Massachusetts is only one of eight states that still requires a graduation exam (down from a high of 28 states in 2010). Any voter needs to ask themselves, why? One of the main motivators for adding a graduation exam was the unfunded No Child Left Behind Act and the funding attached to Race to the Top, which was part of the 2009 American Recovery and Reinvestment Act (neither required graduation exams, but did emphasize standardized testing and many states looked to high-achieving states like Massachusetts for models). However, since then, states have realized that it did not help their students to prevent them from getting a diploma, if they could not pass a standardized test. The data is clear that graduation tests did nothing to lift student achievement but did raise dropout rates. That schools spent a massive amount of resources on the "bubble kids" (giving most resources to students who were just below the passing rate of graduation exams) ignoring support for lower or higher achieving students. Parents, students, and teachers raised concerns that, after Race to the Top, there was too much emphasis on testing. Moreover, states started lowering educational standards to prevent more students from not passing their exams (due to the real high-stakes natures of those exams). One by one, states began to remove their requirements for students to pass standardized test to receive a diploma. Massachusetts should follow their lead. Finally, the passage of this ballot question could open the door for students who completed all graduation requirements in the past, but did not pass MCAS, to receive their diplomas retroactively (which had a major positive impact in other states that ended their graduation exams).

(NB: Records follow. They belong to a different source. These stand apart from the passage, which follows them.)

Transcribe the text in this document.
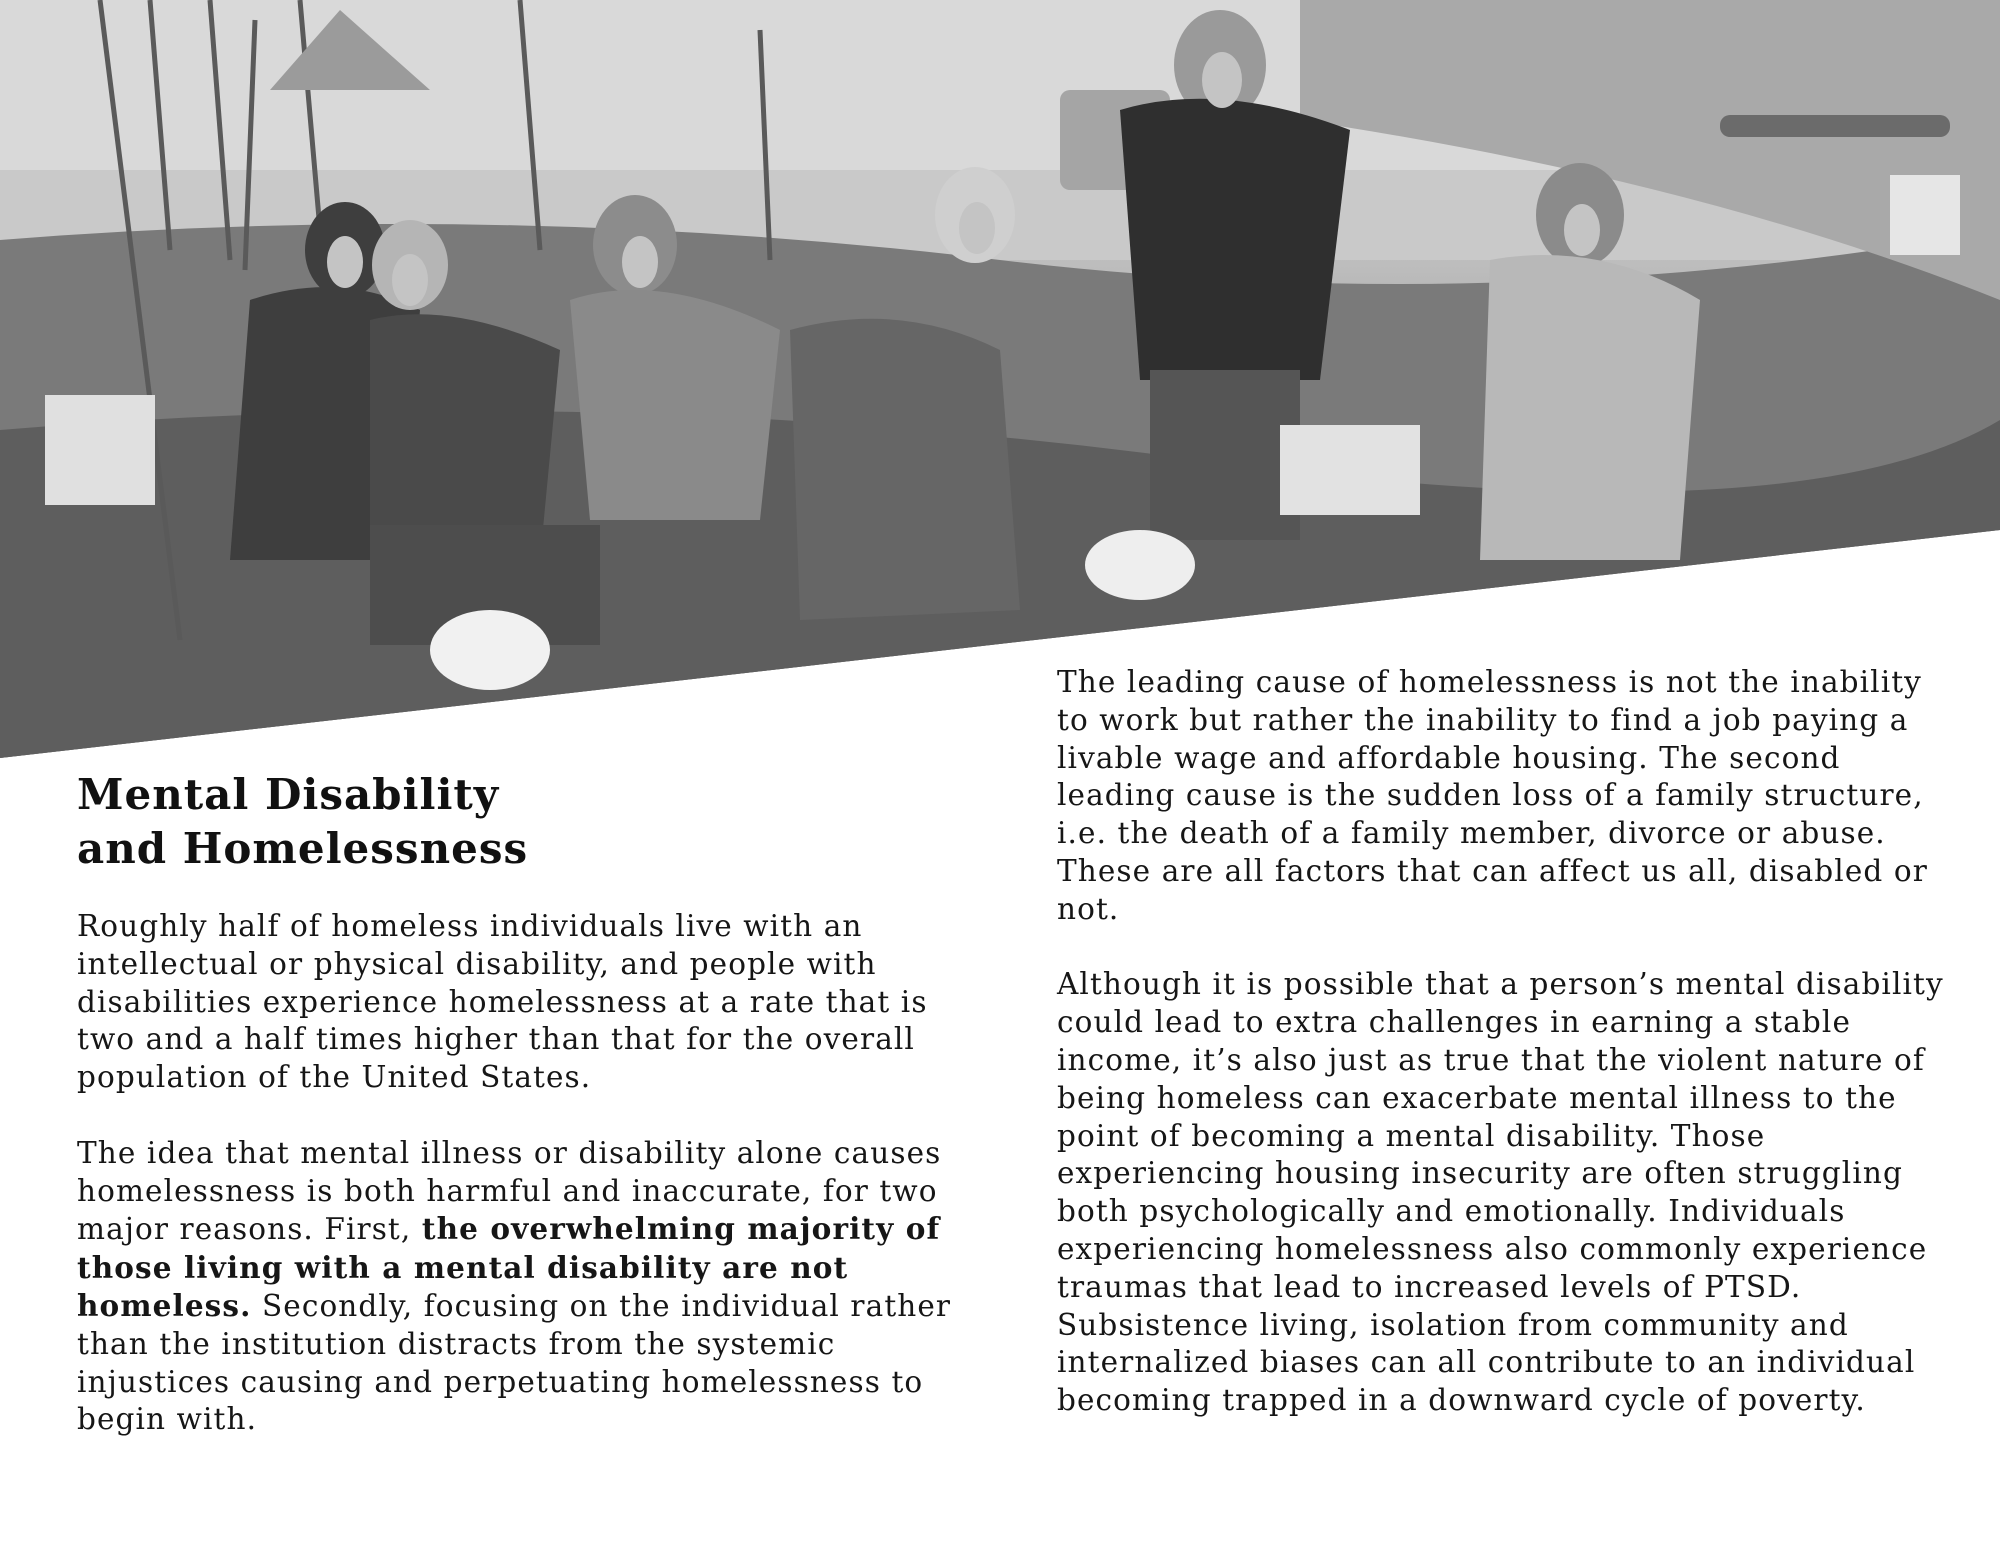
Mental Disability
and Homelessness

Roughly half of homeless individuals live with an
intellectual or physical disability, and people with
disabilities experience homelessness at a rate that is
two and a half times higher than that for the overall
population of the United States.

The idea that mental illness or disability alone causes
homelessness is both harmful and inaccurate, for two
major reasons. First, the overwhelming majority of
those living with a mental disability are not
homeless. Secondly, focusing on the individual rather
than the institution distracts from the systemic
injustices causing and perpetuating homelessness to
begin with.

The leading cause of homelessness is not the inability
to work but rather the inability to find a job paying a
livable wage and affordable housing. The second
leading cause is the sudden loss of a family structure,
i.e. the death of a family member, divorce or abuse.
These are all factors that can affect us all, disabled or
not.

Although it is possible that a person’s mental disability
could lead to extra challenges in earning a stable
income, it’s also just as true that the violent nature of
being homeless can exacerbate mental illness to the
point of becoming a mental disability. Those
experiencing housing insecurity are often struggling
both psychologically and emotionally. Individuals
experiencing homelessness also commonly experience
traumas that lead to increased levels of PTSD.
Subsistence living, isolation from community and
internalized biases can all contribute to an individual
becoming trapped in a downward cycle of poverty.
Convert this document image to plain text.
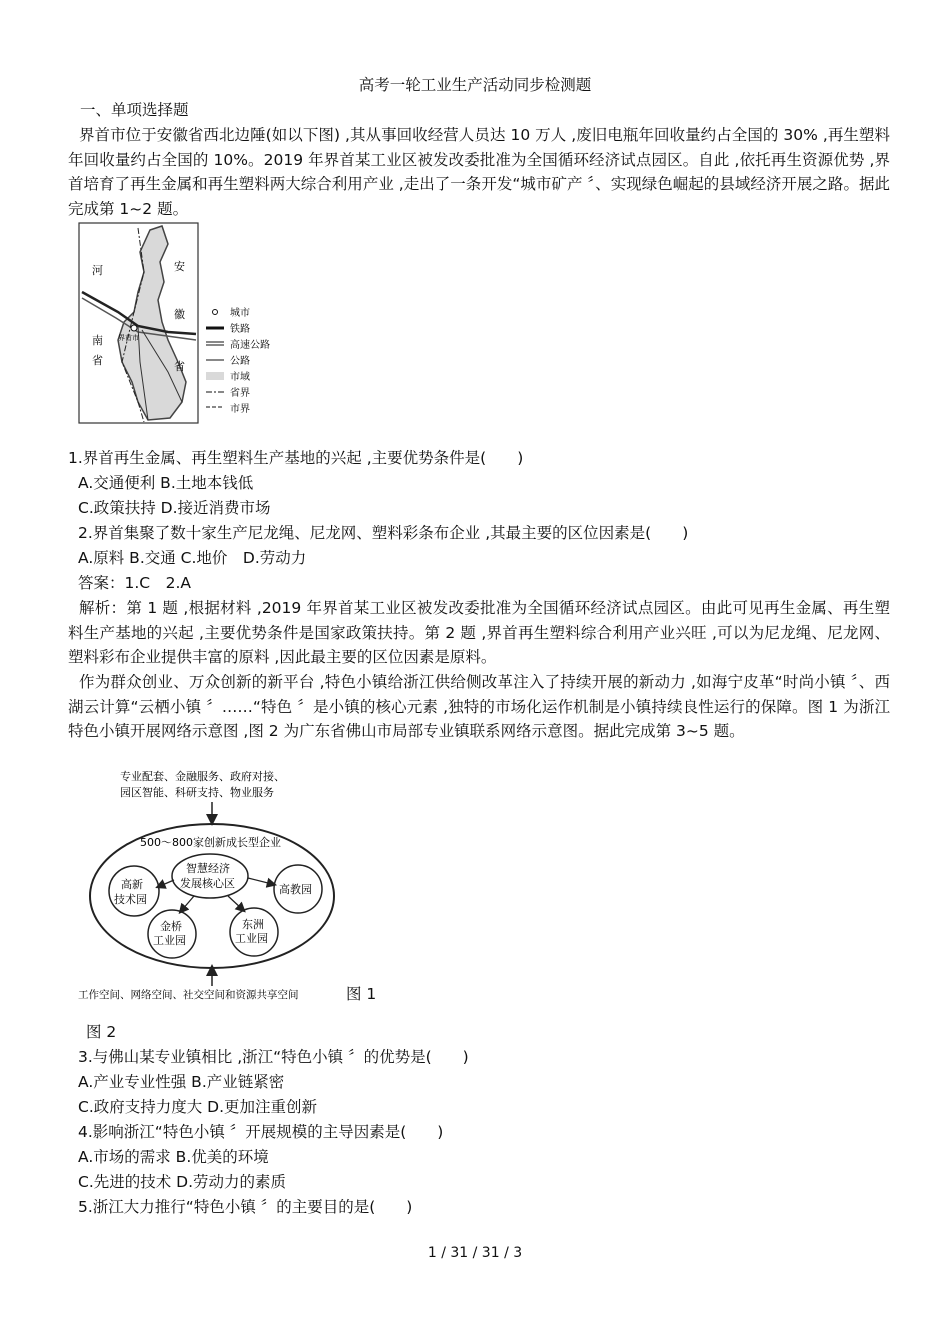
高考一轮工业生产活动同步检测题
一、单项选择题
界首市位于安徽省西北边陲(如以下图) ,其从事回收经营人员达 10 万人 ,废旧电瓶年回收量约占全国的 30% ,再生塑料年回收量约占全国的 10%。2019 年界首某工业区被发改委批准为全国循环经济试点园区。自此 ,依托再生资源优势 ,界首培育了再生金属和再生塑料两大综合利用产业 ,走出了一条开发“城市矿产 〞、实现绿色崛起的县域经济开展之路。据此完成第 1~2 题。
河
南
省
安
徽
省
界首市
城市
铁路
高速公路
公路
市域
省界
市界
1.界首再生金属、再生塑料生产基地的兴起 ,主要优势条件是(　　)
A.交通便利 B.土地本钱低
C.政策扶持 D.接近消费市场
2.界首集聚了数十家生产尼龙绳、尼龙网、塑料彩条布企业 ,其最主要的区位因素是(　　)
A.原料 B.交通 C.地价　D.劳动力
答案：1.C　2.A
解析：第 1 题 ,根据材料 ,2019 年界首某工业区被发改委批准为全国循环经济试点园区。由此可见再生金属、再生塑料生产基地的兴起 ,主要优势条件是国家政策扶持。第 2 题 ,界首再生塑料综合利用产业兴旺 ,可以为尼龙绳、尼龙网、塑料彩布企业提供丰富的原料 ,因此最主要的区位因素是原料。
作为群众创业、万众创新的新平台 ,特色小镇给浙江供给侧改革注入了持续开展的新动力 ,如海宁皮革“时尚小镇 〞、西湖云计算“云栖小镇 〞……“特色 〞是小镇的核心元素 ,独特的市场化运作机制是小镇持续良性运行的保障。图 1 为浙江特色小镇开展网络示意图 ,图 2 为广东省佛山市局部专业镇联系网络示意图。据此完成第 3~5 题。
专业配套、金融服务、政府对接、
园区智能、科研支持、物业服务
500～800家创新成长型企业
智慧经济
发展核心区
高新
技术园
高教园
金桥
工业园
东洲
工业园
工作空间、网络空间、社交空间和资源共享空间	图 1
图 2
3.与佛山某专业镇相比 ,浙江“特色小镇 〞的优势是(　　)
A.产业专业性强 B.产业链紧密
C.政府支持力度大 D.更加注重创新
4.影响浙江“特色小镇 〞开展规模的主导因素是(　　)
A.市场的需求 B.优美的环境
C.先进的技术 D.劳动力的素质
5.浙江大力推行“特色小镇 〞的主要目的是(　　)
1 / 31 / 31 / 3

If this ballot question passes, it would have a positive effect on our public school system. It will allow districts to focus more on student improvement than on a few students that are on the borderline of passing a graduation exam. It will allow schools to better support students who are at risk of dropping out of school. It will allow schools to think more holistically on what are the most important requirements for graduation.
Voting "YES" on Question 2 would allow Massachusetts to continue to be a national leader in curriculum and teaching, but add assessment. It would have important positive outcomes for thousands of students each year and ultimately increase opportunity for all students.